Survivor implies that you have vanquished cancer when most of us live with the knowledge that it could come back at any time. Now, with many of us living for years with recurrences or metastatic disease and others being “overdiagnosed” with diseases that may never have gone on to become life threatening (see blog http://blog.dslrf.org/?p=1584) the term survivor feels misplaced.  We don’t use the word survivor for people with heart disease or talk about rheumatoid arthritis survivors.  They are acknowledged to have chronic diseases that have lifelong consequences, periodically require treatments, and may ultimately be the cause of their deaths.  Cancer is also often a chronic disease with collateral damage from the treatments, a continual risk of recurrence and the likelihood of a shortened life span.  We should acknowledge that and be comfortable saying “she has cancer” rather than “she won her battle with cancer.”  (I never liked the war metaphor anyway.)

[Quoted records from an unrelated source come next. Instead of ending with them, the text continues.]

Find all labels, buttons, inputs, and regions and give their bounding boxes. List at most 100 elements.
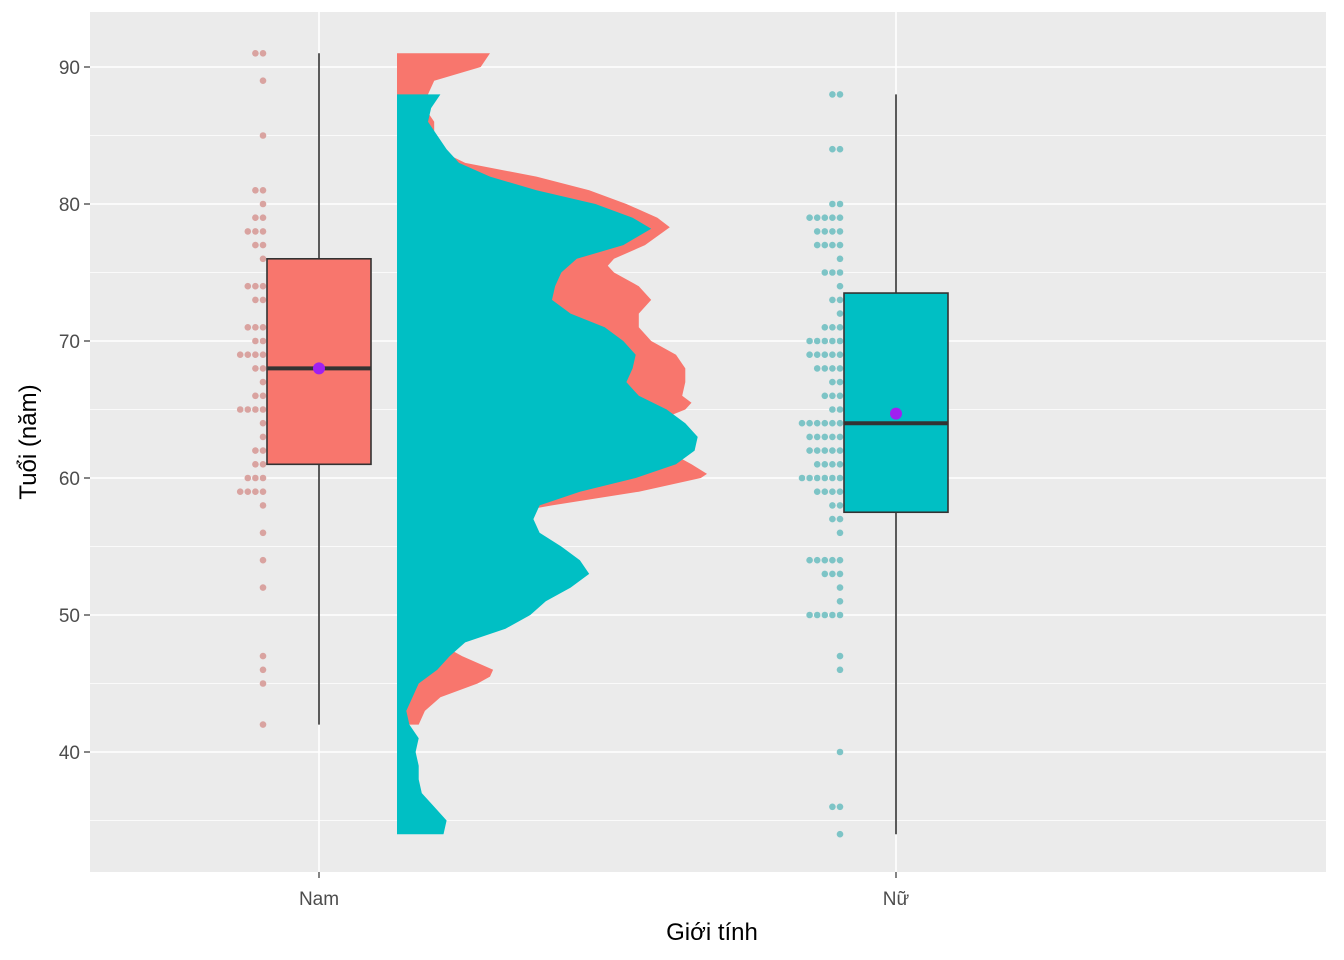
data-point bbox=[836, 529, 844, 537]
data-point bbox=[259, 474, 267, 482]
data-point bbox=[836, 502, 844, 509]
data-point bbox=[259, 461, 267, 468]
data-point bbox=[244, 228, 252, 235]
data-point bbox=[813, 337, 821, 345]
data-point bbox=[836, 406, 844, 413]
data-point bbox=[829, 803, 836, 811]
data-point bbox=[259, 419, 267, 427]
data-point bbox=[829, 406, 836, 413]
data-point bbox=[836, 228, 844, 235]
data-point bbox=[829, 91, 836, 98]
data-point bbox=[821, 365, 829, 372]
data-point bbox=[829, 351, 836, 359]
data-point bbox=[259, 584, 267, 591]
data-point bbox=[259, 255, 267, 263]
data-point bbox=[813, 241, 821, 249]
data-point bbox=[836, 337, 844, 345]
data-point bbox=[259, 378, 267, 386]
data-point bbox=[836, 214, 844, 221]
data-point bbox=[236, 488, 244, 496]
data-point bbox=[806, 447, 813, 454]
data-point bbox=[252, 447, 259, 454]
data-point bbox=[259, 556, 267, 564]
data-point bbox=[836, 282, 844, 290]
data-point bbox=[259, 351, 267, 359]
data-point bbox=[813, 419, 821, 427]
data-point bbox=[829, 365, 836, 372]
data-point bbox=[836, 200, 844, 208]
data-point bbox=[259, 214, 267, 221]
data-point bbox=[259, 433, 267, 441]
data-point bbox=[259, 228, 267, 235]
data-point bbox=[836, 803, 844, 811]
data-point bbox=[259, 337, 267, 345]
data-point bbox=[259, 50, 267, 57]
data-point bbox=[806, 351, 813, 359]
data-point bbox=[259, 187, 267, 194]
data-point bbox=[252, 365, 259, 372]
data-point bbox=[829, 556, 836, 564]
y-tick-label: 40 bbox=[59, 743, 80, 764]
data-point bbox=[259, 241, 267, 249]
data-point bbox=[821, 214, 829, 221]
data-point bbox=[821, 324, 829, 331]
data-point bbox=[836, 830, 844, 838]
data-point bbox=[829, 324, 836, 331]
data-point bbox=[259, 502, 267, 509]
mean-marker bbox=[313, 362, 325, 375]
data-point bbox=[836, 611, 844, 619]
data-point bbox=[259, 200, 267, 208]
data-point bbox=[821, 433, 829, 441]
data-point bbox=[836, 365, 844, 372]
data-point bbox=[829, 200, 836, 208]
data-point bbox=[829, 447, 836, 454]
data-point bbox=[244, 406, 252, 413]
data-point bbox=[836, 447, 844, 454]
data-point bbox=[836, 748, 844, 756]
y-tick-label: 60 bbox=[59, 469, 80, 490]
y-tick-label: 50 bbox=[59, 606, 80, 627]
data-point bbox=[836, 666, 844, 674]
data-point bbox=[821, 269, 829, 276]
data-point bbox=[829, 461, 836, 468]
data-point bbox=[836, 324, 844, 331]
data-point bbox=[821, 556, 829, 564]
data-point bbox=[259, 296, 267, 304]
data-point bbox=[252, 50, 259, 57]
x-axis: Nam Nữ bbox=[299, 872, 910, 910]
group-nu bbox=[397, 91, 949, 838]
y-tick-label: 90 bbox=[59, 58, 80, 79]
data-point bbox=[252, 474, 259, 482]
data-point bbox=[813, 556, 821, 564]
data-point bbox=[821, 611, 829, 619]
data-point bbox=[836, 433, 844, 441]
data-point bbox=[813, 214, 821, 221]
data-point bbox=[252, 324, 259, 331]
data-point bbox=[259, 529, 267, 537]
x-tick-label: Nữ bbox=[883, 889, 910, 910]
data-point bbox=[836, 652, 844, 660]
mean-marker bbox=[890, 407, 902, 420]
chart-marks bbox=[236, 50, 949, 838]
data-point bbox=[836, 351, 844, 359]
data-point bbox=[821, 570, 829, 578]
data-point bbox=[806, 474, 813, 482]
data-point bbox=[821, 474, 829, 482]
data-point bbox=[829, 502, 836, 509]
data-point bbox=[836, 584, 844, 591]
data-point bbox=[259, 680, 267, 687]
data-point bbox=[259, 324, 267, 331]
data-point bbox=[806, 433, 813, 441]
data-point bbox=[252, 351, 259, 359]
data-point bbox=[798, 419, 806, 427]
data-point bbox=[252, 241, 259, 249]
data-point bbox=[821, 241, 829, 249]
data-point bbox=[829, 145, 836, 153]
data-point bbox=[259, 77, 267, 84]
data-point bbox=[829, 392, 836, 400]
data-point bbox=[806, 556, 813, 564]
data-point bbox=[252, 488, 259, 496]
data-point bbox=[829, 269, 836, 276]
x-axis-title: Giới tính bbox=[666, 919, 758, 946]
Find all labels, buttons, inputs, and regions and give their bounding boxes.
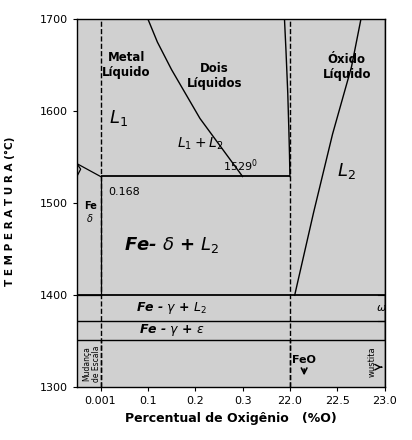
Text: wustita: wustita xyxy=(368,346,377,377)
Text: Metal
Líquido: Metal Líquido xyxy=(102,51,151,79)
Text: FeO: FeO xyxy=(292,355,316,365)
Text: $L_1$: $L_1$ xyxy=(109,109,128,128)
Text: Dois
Líquidos: Dois Líquidos xyxy=(186,62,242,90)
Text: 0.168: 0.168 xyxy=(109,187,140,197)
Text: Mudança
de Escala: Mudança de Escala xyxy=(83,345,101,382)
Text: Fe- $\delta$ + $L_2$: Fe- $\delta$ + $L_2$ xyxy=(124,235,219,255)
Text: $\omega$: $\omega$ xyxy=(376,303,387,313)
Text: Fe - $\gamma$ + $\varepsilon$: Fe - $\gamma$ + $\varepsilon$ xyxy=(139,323,204,338)
Text: $L_2$: $L_2$ xyxy=(337,161,356,181)
Text: T E M P E R A T U R A (°C): T E M P E R A T U R A (°C) xyxy=(5,136,15,286)
Text: Óxido
Líquido: Óxido Líquido xyxy=(323,53,371,81)
Text: Fe - $\gamma$ + $L_2$: Fe - $\gamma$ + $L_2$ xyxy=(136,300,207,316)
Text: $1529^0$: $1529^0$ xyxy=(223,157,258,174)
Text: $L_1 + L_2$: $L_1 + L_2$ xyxy=(177,135,223,151)
X-axis label: Percentual de Oxigênio   (%O): Percentual de Oxigênio (%O) xyxy=(125,412,337,425)
Text: Fe
$\delta$: Fe $\delta$ xyxy=(84,201,96,224)
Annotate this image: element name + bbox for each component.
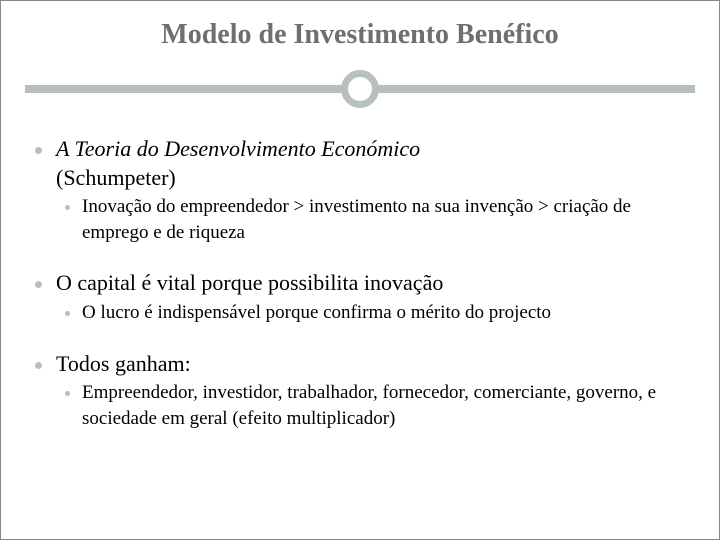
bullet-dot-icon [35, 281, 42, 288]
bullet-dot-icon [65, 205, 70, 210]
bullet-block: O capital é vital porque possibilita ino… [35, 269, 685, 325]
title-divider [1, 67, 719, 111]
bullet-dot-icon [65, 311, 70, 316]
divider-circle-icon [341, 70, 379, 108]
bullet-block: Todos ganham: Empreendedor, investidor, … [35, 350, 685, 432]
bullet-text: O lucro é indispensável porque confirma … [82, 300, 551, 326]
slide-content: A Teoria do Desenvolvimento Económico (S… [1, 111, 719, 432]
bullet-level2: Empreendedor, investidor, trabalhador, f… [65, 380, 685, 431]
bullet-level1: Todos ganham: [35, 350, 685, 379]
slide-title: Modelo de Investimento Benéfico [1, 1, 719, 61]
bullet-text: Inovação do empreendedor > investimento … [82, 194, 685, 245]
bullet-dot-icon [65, 391, 70, 396]
bullet-level1: A Teoria do Desenvolvimento Económico [35, 135, 685, 164]
bullet-level2: Inovação do empreendedor > investimento … [65, 194, 685, 245]
bullet-text: Todos ganham: [56, 350, 191, 379]
bullet-continuation: (Schumpeter) [56, 164, 685, 193]
bullet-dot-icon [35, 362, 42, 369]
bullet-block: A Teoria do Desenvolvimento Económico (S… [35, 135, 685, 245]
bullet-dot-icon [35, 147, 42, 154]
bullet-text: A Teoria do Desenvolvimento Económico [56, 135, 420, 164]
slide: Modelo de Investimento Benéfico A Teoria… [0, 0, 720, 540]
bullet-text: O capital é vital porque possibilita ino… [56, 269, 443, 298]
bullet-level2: O lucro é indispensável porque confirma … [65, 300, 685, 326]
bullet-italic: A Teoria do Desenvolvimento Económico [56, 136, 420, 161]
bullet-level1: O capital é vital porque possibilita ino… [35, 269, 685, 298]
bullet-text: Empreendedor, investidor, trabalhador, f… [82, 380, 685, 431]
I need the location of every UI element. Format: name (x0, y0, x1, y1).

This would change the conversation regarding “survivorship,” a euphemism for dealing with the consequences of treatment and the continual fear of recurrence.  We would stop looking at women with advanced disease and wondering what they did wrong, as if the outcomes were totally under their control.  We could start to realize that just as with heart disease and arthritis, advocacy needs to be aimed at prevention and finding the cause rather than detection.  The original goal may have been increasing the number of survivors when the majority of people died of the disease shortly after being diagnosed.  Now, not only should the label change but the goal has to change with it: to go beyond the cure to finding the cause.

I am not a survivor; I am a woman living with cancer.  It may be dormant for now, but there is always a possibility that it will reemerge and I have to live with that knowledge along with the consequences of my treatment.  I will probably eventually die of something related to this diagnosis. This defines my reality and I can live with it!